– U.S. and Afghans Exchange Gunfire (Wall Street Journal, Sep 30, 2012):
KABUL—U.S. and Afghan troops turned their guns on each other over the weekend, leaving two Americans and three Afghan soldiers dead in an incident that highlighted the breakdown of trust following a recent spate of insider attacks.
Afghan officials said Sunday that a Taliban rocket landed near U.S. troops on patrol Saturday afternoon in eastern Wardak province. In response, they said, American forces—thinking they had come under attack from Afghan troops—fired on a nearby Afghan army post. The Afghan army returned fire, resulting in a fierce gunbattle that lasted about 10 minutes, officials said.
The U.S.-led coalition in Kabul acknowledged that insurgent fire was involved in the attack but didn’t confirm or deny whether U.S. forces opened up on the Afghan army first. “After a short conversation took place between [Afghan army] and [coalition] personnel, firing occurred which resulted in the fatal wounding of a [coalition] soldier and the death of his civilian colleague. In an ensuing exchange of fire, three [Afghan army] personnel are reported to have died,” a coalition statement read.
Saturday’s incident came days after the U.S.-led coalition said it was easing its suspension of full-scale cooperation with Afghan forces. The coalition said in mid-September it was curbing joint operations with Afghan forces on levels below battalion command after a U.S. video insulting Islam enraged Muslims across the world and led to attacks on U.S. missions in the Middle East.
So far this year more than 50 coalition troops—most American—have been gunned down by Afghan police or soldiers, or nearly one out of every seven coalition fatalities.
The weekend incident pushed U.S. military deaths in the Afghan war to 2,000, according to a tally by the Associated Press. At least 1,190 more coalition troops from other countries have also died, according to iCasualties.org, an independent organization that tracks the deaths, the AP said.Following the latest incident, Western military officials said there is no trust deficit between Afghan forces and their international allies. “If you visit the people in the field who are working together closely with thousands of interactions every day you see strong, trusting relationships resulting in cooperative operations delivering success,” the coalition’s deputy commander, British Lt. Gen. Adrian Bradshaw, said at a news conference Sunday.
The Taliban didn’t take responsibility for Saturday’s attack. They reported the incident on their website, saying that the Wardak gunbattle was for “reasons which are still not determined.”
The U.S.-led coalition is building up the Afghan army and police so it can pull out most foreign forces by the end of 2014.

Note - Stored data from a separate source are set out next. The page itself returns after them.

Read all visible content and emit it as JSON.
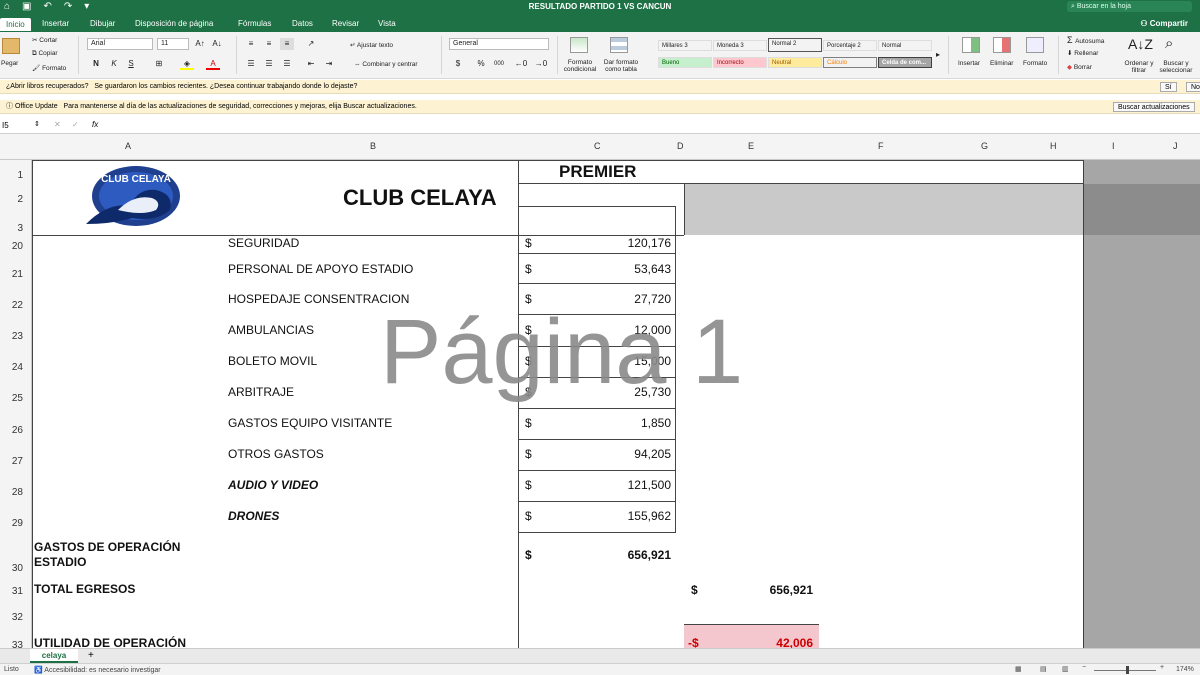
{
  "title_bar": {
    "doc_title": "RESULTADO PARTIDO 1 VS CANCUN",
    "search_placeholder": "Buscar en la hoja"
  },
  "tabs": [
    "Inicio",
    "Insertar",
    "Dibujar",
    "Disposición de página",
    "Fórmulas",
    "Datos",
    "Revisar",
    "Vista"
  ],
  "share_label": "Compartir",
  "ribbon": {
    "paste": "Pegar",
    "cut": "Cortar",
    "copy": "Copiar",
    "format_painter": "Formato",
    "font_name": "Arial",
    "font_size": "11",
    "bold": "N",
    "italic": "K",
    "underline": "S",
    "wrap_text": "Ajustar texto",
    "merge_center": "Combinar y centrar",
    "number_format": "General",
    "currency": "$",
    "percent": "%",
    "thousands": "000",
    "conditional_format": "Formato condicional",
    "format_as_table": "Dar formato como tabla",
    "styles": [
      {
        "label": "Millares 3",
        "bg": "#ffffff"
      },
      {
        "label": "Moneda 3",
        "bg": "#ffffff"
      },
      {
        "label": "Normal 2",
        "bg": "#ffffff"
      },
      {
        "label": "Porcentaje 2",
        "bg": "#ffffff"
      },
      {
        "label": "Normal",
        "bg": "#ffffff"
      },
      {
        "label": "Bueno",
        "bg": "#c6efce"
      },
      {
        "label": "Incorrecto",
        "bg": "#ffc7ce"
      },
      {
        "label": "Neutral",
        "bg": "#ffeb9c"
      },
      {
        "label": "Cálculo",
        "bg": "#f2f2f2"
      },
      {
        "label": "Celda de com...",
        "bg": "#a5a5a5"
      }
    ],
    "insert": "Insertar",
    "delete": "Eliminar",
    "format": "Formato",
    "autosum": "Autosuma",
    "fill": "Rellenar",
    "clear": "Borrar",
    "sort_filter": "Ordenar y filtrar",
    "find_select": "Buscar y seleccionar"
  },
  "recovery_bar": {
    "heading": "¿Abrir libros recuperados?",
    "message": "Se guardaron los cambios recientes. ¿Desea continuar trabajando donde lo dejaste?",
    "yes": "Sí",
    "no": "No"
  },
  "update_bar": {
    "heading": "Office Update",
    "message": "Para mantenerse al día de las actualizaciones de seguridad, correcciones y mejoras, elija Buscar actualizaciones.",
    "button": "Buscar actualizaciones"
  },
  "formula_bar": {
    "name_box": "I5",
    "fx": "fx",
    "value": ""
  },
  "columns": [
    "A",
    "B",
    "C",
    "D",
    "E",
    "F",
    "G",
    "H",
    "I",
    "J"
  ],
  "rows": [
    "1",
    "2",
    "3",
    "20",
    "21",
    "22",
    "23",
    "24",
    "25",
    "26",
    "27",
    "28",
    "29",
    "30",
    "31",
    "32",
    "33"
  ],
  "sheet": {
    "logo_text": "CLUB CELAYA",
    "title": "CLUB CELAYA",
    "premier": "PREMIER",
    "line_items": [
      {
        "label": "SEGURIDAD",
        "currency": "$",
        "amount": "120,176",
        "italic": false
      },
      {
        "label": "PERSONAL DE APOYO ESTADIO",
        "currency": "$",
        "amount": "53,643",
        "italic": false
      },
      {
        "label": "HOSPEDAJE CONSENTRACION",
        "currency": "$",
        "amount": "27,720",
        "italic": false
      },
      {
        "label": "AMBULANCIAS",
        "currency": "$",
        "amount": "12,000",
        "italic": false
      },
      {
        "label": "BOLETO MOVIL",
        "currency": "$",
        "amount": "15,000",
        "italic": false
      },
      {
        "label": "ARBITRAJE",
        "currency": "$",
        "amount": "25,730",
        "italic": false
      },
      {
        "label": "GASTOS EQUIPO VISITANTE",
        "currency": "$",
        "amount": "1,850",
        "italic": false
      },
      {
        "label": "OTROS GASTOS",
        "currency": "$",
        "amount": "94,205",
        "italic": false
      },
      {
        "label": "AUDIO Y VIDEO",
        "currency": "$",
        "amount": "121,500",
        "italic": true
      },
      {
        "label": "DRONES",
        "currency": "$",
        "amount": "155,962",
        "italic": true
      }
    ],
    "gastos_label_1": "GASTOS DE OPERACIÓN",
    "gastos_label_2": "ESTADIO",
    "gastos_currency": "$",
    "gastos_total": "656,921",
    "total_egresos_label": "TOTAL EGRESOS",
    "total_egresos_currency": "$",
    "total_egresos": "656,921",
    "utilidad_label": "UTILIDAD DE OPERACIÓN",
    "utilidad_currency": "-$",
    "utilidad": "42,006"
  },
  "watermark": "Página 1",
  "sheet_tab": "celaya",
  "status": {
    "ready": "Listo",
    "accessibility": "Accesibilidad: es necesario investigar",
    "zoom": "174%"
  },
  "colors": {
    "excel_green": "#1e7145",
    "negative_fill": "#f4c7ce",
    "gray_fill": "#a6a6a6"
  }
}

But some analysts say insider attacks against international forces perpetrated by Afghan soldiers and police have already deeply damaged the military mission.
“It’s obviously concerning that the trust deficit has emerged and that even the smallest of incidents can set off a firestorm,” said Candace Rondeaux, a senior analyst based in Kabul for the International Crisis Group think-tank. “At this stage, with morale being so low within the Afghan security forces, each of these insider attacks opens the pathway for copycat attacks.”